14 de mar de 2014

O Que Penso da Conframadeb


A Conframadeb não é a Convenção do Pr. Israel Alves, nem é a Convenção dos revoltados com a CEADEB ou com qualquer líder. 
Não é a Convenção dos amigos do Presidente, muito menos um instrumento de oposição à Convenção da qual nos desligamos conscientemente de nossos direitos. Sou contra o discurso que fazem publicamente de que nossa Convenção abraça ou vem abraçando, dando abrigo a ministros injustiçados! Pensar desta forma é ter uma visão medíocre da natureza desta associação de Pastores, é reduzi-la à condição de gangs e facções!
Nenhuma instituição sobrevive sob esta filosofia desgraçada e desprovida de valores mais elevados. Nenhuma instituição que se preze, deve aceitar em seu meio, quem vem se abrigar só para fugir das injustiças sofridas. A Conframadeb não precisa de revoltados e injustiçados, ela precisa de homens de Deus com um ideal nobre em proclamar o santo Evangelho, espalhar o Reino de Deus e fazer frente a sistemas comprometidos com o pecado e interesses pessoais.
Nossas Assembleias Gerais Ordinárias e Extraordinárias não podem servir de oportunidade para nossas guerrinhas de ego, nossas disputas e quedas de braço! Elas são a oportunidade para darmos à instituição todas as ferramentas de que necessita para se tornar um modelo em todo o Brasil de uma associação de pastores que pensam acima da mediocridade e que tenham um profundo compromisso com o Santo Evangelho, a ética e a moral!
Dia 25 de março, será aberta oficialmente a 6ª AGO da Conframadeb e a 5ª Escola Bíblica de Obreiros. Eu a considero como a AGO histórica, pois nela se dará efetivamente o processo democrático que permitirá a alternância no poder. Embora esteja contemplando uma série de movimentos orquestrados por aqueles que anseiam posições, num clima de euforia como se estivesse em jogo um prêmio de loteria, penso que este é um momento delicado em que devemos refletir o que já foi feito até agora. Devemos nos perguntar quais mudanças significativas tivemos nos últimos quatro anos!? Como está a saúde financeira da instituição? Quais as vias seguras neste processo?

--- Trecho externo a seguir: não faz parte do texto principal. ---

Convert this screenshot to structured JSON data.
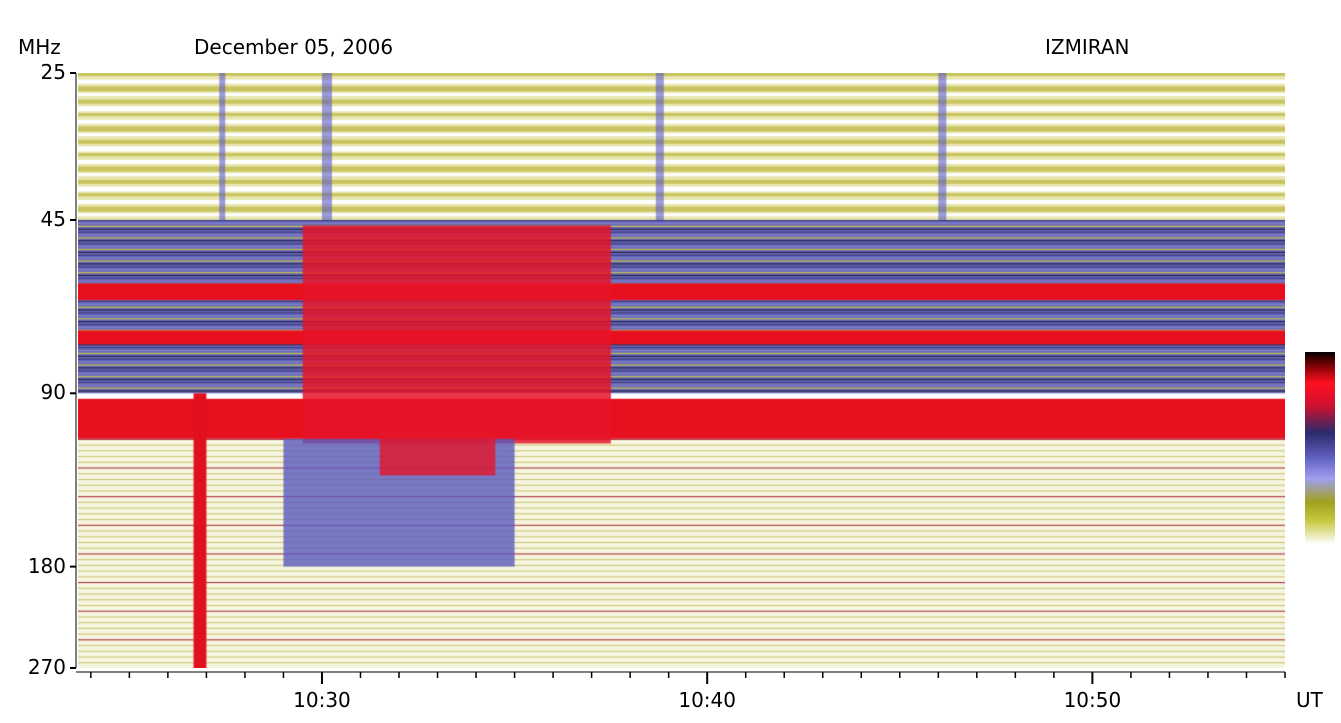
{
  "header": {
    "unit_label": "MHz",
    "date": "December 05, 2006",
    "observatory": "IZMIRAN",
    "x_unit": "UT"
  },
  "chart_data": {
    "type": "heatmap",
    "title": "",
    "xlabel": "UT",
    "ylabel": "MHz",
    "x_range": [
      "10:23:40",
      "10:55:00"
    ],
    "y_range": [
      25,
      270
    ],
    "y_scale": "log",
    "yticks": [
      {
        "value": 25,
        "label": "25"
      },
      {
        "value": 45,
        "label": "45"
      },
      {
        "value": 90,
        "label": "90"
      },
      {
        "value": 180,
        "label": "180"
      },
      {
        "value": 270,
        "label": "270"
      }
    ],
    "xticks_major": [
      {
        "value": "10:30",
        "label": "10:30"
      },
      {
        "value": "10:40",
        "label": "10:40"
      },
      {
        "value": "10:50",
        "label": "10:50"
      }
    ],
    "colorbar": {
      "colors": [
        "#000000",
        "#ff1020",
        "#6060c0",
        "#a0a020",
        "#ffffff"
      ],
      "meaning": "intensity high to low"
    },
    "features": [
      {
        "name": "burst",
        "t_start": "10:26:40",
        "t_end": "10:27:00",
        "f_low": 90,
        "f_high": 270
      },
      {
        "name": "continuum",
        "t_start": "10:29:30",
        "t_end": "10:37:30",
        "f_low": 45,
        "f_high": 180
      }
    ]
  }
}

Outro dia um convencional disse-me que ainda somos novos, que estamos nos arrumando, que ainda temos um longo caminho a percorrer rumo à experiência, maturidade, organização, etc. Discordei dele imediatamente e meu discurso é o seguinte:
Somos novos documentalmente, somos novos no que diz respeito ao tempo em que esta Convenção foi legitimada pela CGADB e pelos cartórios da vida, somos novos no papel, mas como Colegiado, não. A Conframadeb é composta por muitos homens que deram sua juventude servindo às Assembleias de Deus na Bahia, que foram membros honrados da Convenção da qual nos desligamos, homens que conhecem o sistema, seu funcionamento, os vícios, a burocracia e que, com certeza, podem imediatamente, inseri-la num processo de amadurecimento, transformando-a na Convenção que precisamos.

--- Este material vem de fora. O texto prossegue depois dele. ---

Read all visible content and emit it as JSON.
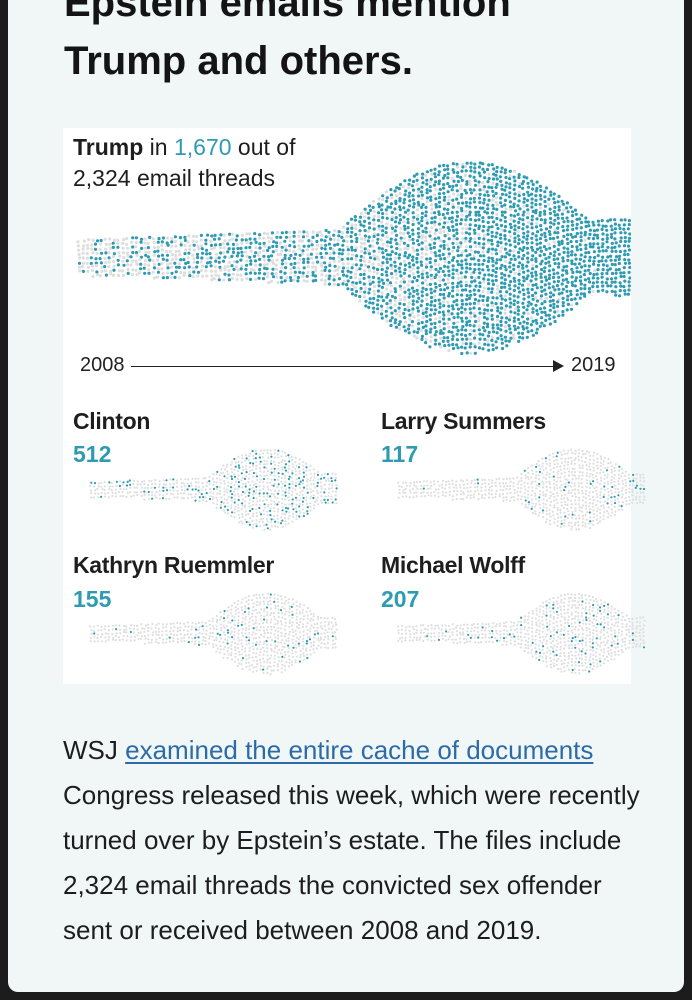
{
  "headline": {
    "line1": "Epstein emails mention",
    "line2": "Trump and others."
  },
  "trump": {
    "name": "Trump",
    "in_word": "in",
    "count": "1,670",
    "out_of": "out of",
    "total_text": "2,324 email threads",
    "total_threads": 2324,
    "mention_threads": 1670
  },
  "axis": {
    "start": "2008",
    "end": "2019"
  },
  "people": [
    {
      "name": "Clinton",
      "count_label": "512",
      "count": 512
    },
    {
      "name": "Larry Summers",
      "count_label": "117",
      "count": 117
    },
    {
      "name": "Kathryn Ruemmler",
      "count_label": "155",
      "count": 155
    },
    {
      "name": "Michael Wolff",
      "count_label": "207",
      "count": 207
    }
  ],
  "article": {
    "lead": "WSJ",
    "link_text": "examined the entire cache of documents",
    "rest": "Congress released this week, which were recently turned over by Epstein’s estate. The files include 2,324 email threads the convicted sex offender sent or received between 2008 and 2019."
  },
  "colors": {
    "accent": "#2e9bb2",
    "dot_gray": "#dedede",
    "link": "#2c6ba8",
    "card_bg": "#f1f7f6"
  }
}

Não aceito este discurso faltoso de inteligência, conveniente, de muitos que até tomam o tempo precioso em nossas AGO’s, com pose de quem diz uma grande novidade. Este é um discurso desgraçado, burro, desnecessário e parece querer perenizar um estado de letargia, gerador de insatisfações.
Não caros companheiros, eu não faço parte desta Convenção. Faço parte de uma Conframadeb que oportuniza o novo, como agora neste processo eletivo. De uma Conframadeb que tem todas as ferramentas para ser uma instituição cujos valores são pautados na Escritura e são corroborados pela prática de vida. De uma instituição preocupada com o Reino e a expansão dele, constituída de homens não só santos, mas também inteligentes.

Que cada um de nós, conframadebianos, tenhamos uma visão sensível deste momento, deixemos de pensar só em nós, mas pensemos também na instituição, no futuro dela, no que ela poderá oferecer como órgão moderador das Igrejas que se filiam a ela. Pensemos nisso nesta eleição. Que o Senhor nos guarde!